INGREDIENTS (for 12 “capù”, enough for 4-5 people, but the filling is for more, you can freeze it and use it other times):
- 24 Savoy cabbage leaves (here we call them simply “foglie”), or chard leaves
- 3-4 small sausages (not smoked, the Lombardy types if possible, but also any other Italian type sausages will work well), or the meat mixture of the salami (the raw spiced meat before making the salami in its skin, not smoked)
- 100 g of mortadella (or cured ham)
- 100 g of breadcrumbs (about, you’ll see from the texture if you need more or less)
- 100 g of Grana Padano (or Parmigiano Reggiano)
- 1 bunch of parsley
- 1 clove of garlic
- 1 egg
- a small piece of lardo (or pancetta)
- a small piece of butter (or extra virgin olive oil)
- 1 full spoon of triple tomato concentrate, or tomato sauce
- pork rinds (if you like)
- freshly ground black pepper
- First of all prepare the filling: put the sausage (without the skin) and the mortadella (or the cured ham) in a food processor, and cut it with few impulses, it has not to be too small otherwise is too creamy.
- Add the breadcrumbs, the grated Grana Padano, the egg, the minced clove of garlic, the chopped parsley, salt, pepper and a soffritto made with lardo (or pancetta) and a little butter (or extra virgin olive oil), which you have to make in a pan.

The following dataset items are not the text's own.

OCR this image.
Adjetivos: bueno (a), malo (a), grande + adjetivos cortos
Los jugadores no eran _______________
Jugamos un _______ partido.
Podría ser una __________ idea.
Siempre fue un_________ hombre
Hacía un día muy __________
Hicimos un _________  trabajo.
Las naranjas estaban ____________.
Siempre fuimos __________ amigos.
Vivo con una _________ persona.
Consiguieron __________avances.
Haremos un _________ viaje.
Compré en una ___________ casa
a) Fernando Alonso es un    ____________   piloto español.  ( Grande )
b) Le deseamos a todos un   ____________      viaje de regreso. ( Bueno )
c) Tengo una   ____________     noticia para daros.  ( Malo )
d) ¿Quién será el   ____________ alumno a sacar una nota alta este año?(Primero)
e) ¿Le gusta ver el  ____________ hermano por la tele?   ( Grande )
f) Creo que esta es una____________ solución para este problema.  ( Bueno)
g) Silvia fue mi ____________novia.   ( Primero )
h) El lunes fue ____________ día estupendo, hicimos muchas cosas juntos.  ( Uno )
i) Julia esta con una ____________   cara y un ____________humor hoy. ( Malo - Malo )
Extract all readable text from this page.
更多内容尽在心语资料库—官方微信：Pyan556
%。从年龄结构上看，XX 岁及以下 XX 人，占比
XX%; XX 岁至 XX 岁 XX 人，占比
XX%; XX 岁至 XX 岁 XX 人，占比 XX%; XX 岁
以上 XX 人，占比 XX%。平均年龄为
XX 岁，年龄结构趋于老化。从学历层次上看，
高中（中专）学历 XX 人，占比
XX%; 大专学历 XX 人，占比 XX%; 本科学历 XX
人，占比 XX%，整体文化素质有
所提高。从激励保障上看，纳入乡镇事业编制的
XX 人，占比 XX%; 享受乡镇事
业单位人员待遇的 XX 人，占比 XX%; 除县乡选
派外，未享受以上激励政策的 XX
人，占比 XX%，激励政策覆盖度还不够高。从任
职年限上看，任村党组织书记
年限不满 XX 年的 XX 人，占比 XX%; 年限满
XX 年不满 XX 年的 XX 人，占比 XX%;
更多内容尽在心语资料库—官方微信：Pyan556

- Mix well all together, and let it rest for a while.
- Now the leaves: remove the hardest white part, and then boil in water for few time, no more than 1 minute. Then dry them well on a clean towel. Now we have everything to start making our rolls 🙂
- Take 1 leaf, or 2 leaves if you prefer (as we do).
- Now create a small ball from the filling, and place it in the middle of the leaves. Then wrap completely the filling with the leaves, and finally tie the roll with a kitchen twine. Repeat the same with the other rolls 🙂
- Now take a pan and prepare a soffritto with some pancetta or “lardo pestato” (cut the lardo into thin slices and then hit it multiple times with the blade of a thick knife until you obtain a cream) and butter (or extra virgin olive oil), then when the lardo is completely melted add the triple tomato concentrate diluted in less than a glass of water (or use simply tomatoes or tomato sauce). Add also rosemary and/or sage leaves.
- At this point add the “Capù”, few pieces of sausage and if you would like some pieces of pork rinds. From now let it cook covered at low heat for about 50-60 minutes.
- Usually we serve it next to a good Polenta 🙂 Enjoy!